Springboard reported that UK high street footfall was down by 4.2% on Friday 24 November, compared with Black Friday 2016, while the amount spent online soared by 11.7% to £1.6bn, said IMRG.
Barclaycard estimated that UK spend on Black Friday in total increased 7% on 2016.
John Lewis said Black Friday this year was the biggest ever day in its trading history, but did not differentiate between store and online. Fashion sales for the week to 25 November were up 9.9% and the category experienced a record week for online sales.
More retailers took part in the event this year, including Next which ran its first ever Black Friday Sale on 24 November, offering discounts of up to 70% across all departments, which include menswear, womenswear and kidswear. It brought forward product earmarked for the Boxing Day Sale for the event.
Erica Vilkauls, chief executive of womenswear multiple East, said online sales performed “much, much better” than those in store with a split of 60:40 respectively.
“Sales were up 65% on the event last year without too much margin damage,” she said. “Having the offer over a week – from the 21 November to 27 November – ensured both web and logistics operations didn’t get overloaded, and customers received their orders in a timely manner when shopping online.”
Cecile Reinaud, CEO and founder of maternitywear brand Seraphine, agreed an online focus secured retailers’ success this year: “People think it’ll be really busy in store, while online shopping is comfortable.
”Trading overall was up 40% on last year for Black Friday itself, which is 20% higher than we forecast – a really good performance.”
Off-price etailer SecretSales said it had its strongest week this year, peaking on Black Friday itself.
Co-founder and chief commercial officer Sach Kukadia said it was a winning year for online: “Shoppers want convenience, not just price.

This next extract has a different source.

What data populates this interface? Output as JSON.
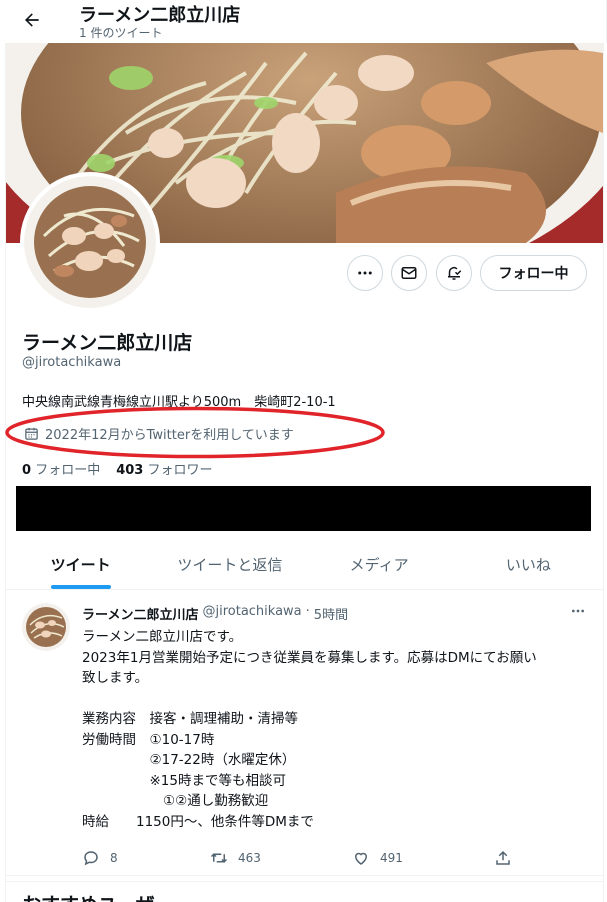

People are time short, and shopping online is a way to access products in a much easier fashion.”
Anthony Thompson, chief executive of Fat Face, reported a “significant” uplift in seasonal product sales online, such as gloves, hats and nightwear, from Thursday 23 November onwards despite not discounting over the period.
“There’s no question that we saw more online traffic than in store, and I think in terms of how Black Friday operates, it does seem to support online retailers,” he said. “Those with an omnichannel business no question saw a bigger uplift online than in shops.”

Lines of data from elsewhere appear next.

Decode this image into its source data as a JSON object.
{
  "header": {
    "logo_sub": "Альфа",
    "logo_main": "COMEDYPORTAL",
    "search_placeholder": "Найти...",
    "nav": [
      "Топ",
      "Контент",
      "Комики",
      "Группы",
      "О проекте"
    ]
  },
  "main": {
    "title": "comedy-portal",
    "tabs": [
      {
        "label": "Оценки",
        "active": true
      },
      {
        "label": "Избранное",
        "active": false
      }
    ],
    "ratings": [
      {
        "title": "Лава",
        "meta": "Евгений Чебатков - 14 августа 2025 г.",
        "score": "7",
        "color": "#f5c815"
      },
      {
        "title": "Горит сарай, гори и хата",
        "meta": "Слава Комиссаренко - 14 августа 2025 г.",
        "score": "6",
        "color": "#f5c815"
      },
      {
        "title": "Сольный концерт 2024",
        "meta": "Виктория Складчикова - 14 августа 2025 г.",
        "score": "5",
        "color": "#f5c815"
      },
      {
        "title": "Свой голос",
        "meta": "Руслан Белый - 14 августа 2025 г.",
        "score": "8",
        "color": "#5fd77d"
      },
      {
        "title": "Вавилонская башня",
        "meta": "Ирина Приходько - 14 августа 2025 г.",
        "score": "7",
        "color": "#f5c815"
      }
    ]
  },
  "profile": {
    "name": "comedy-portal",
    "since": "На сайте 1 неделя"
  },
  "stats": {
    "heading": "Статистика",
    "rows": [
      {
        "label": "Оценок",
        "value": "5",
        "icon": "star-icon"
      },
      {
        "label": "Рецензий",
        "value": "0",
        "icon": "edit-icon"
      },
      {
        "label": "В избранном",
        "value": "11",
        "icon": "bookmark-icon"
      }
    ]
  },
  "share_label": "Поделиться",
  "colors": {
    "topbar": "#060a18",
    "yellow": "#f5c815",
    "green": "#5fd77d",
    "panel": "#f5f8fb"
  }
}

High street footfall in central London on Black Friday was not helped by false reports of a terror incident at Oxford Circus Tube station. Footfall in the area fell by 12% year on year on the day, the New West End Company reported, after what police described as an “altercation” shortly before 5pm sparked mass panic among visitors. Sections of Oxford Street were cordoned off.
He added that, despite not discounting over the weekend, trade at the retailer was “pretty positive”, and like-for-like sales were up 33% on Sunday 26 November.
Nick Neil-Boss, director at consulting firm AlixPartners, said: “Consumers, quite rightly, look in store before they buy, then nip online to make the purchase. This will become an increasing trend, so retailers that integrate an online and in-store experience will be – and so far have been – the most successful this year.”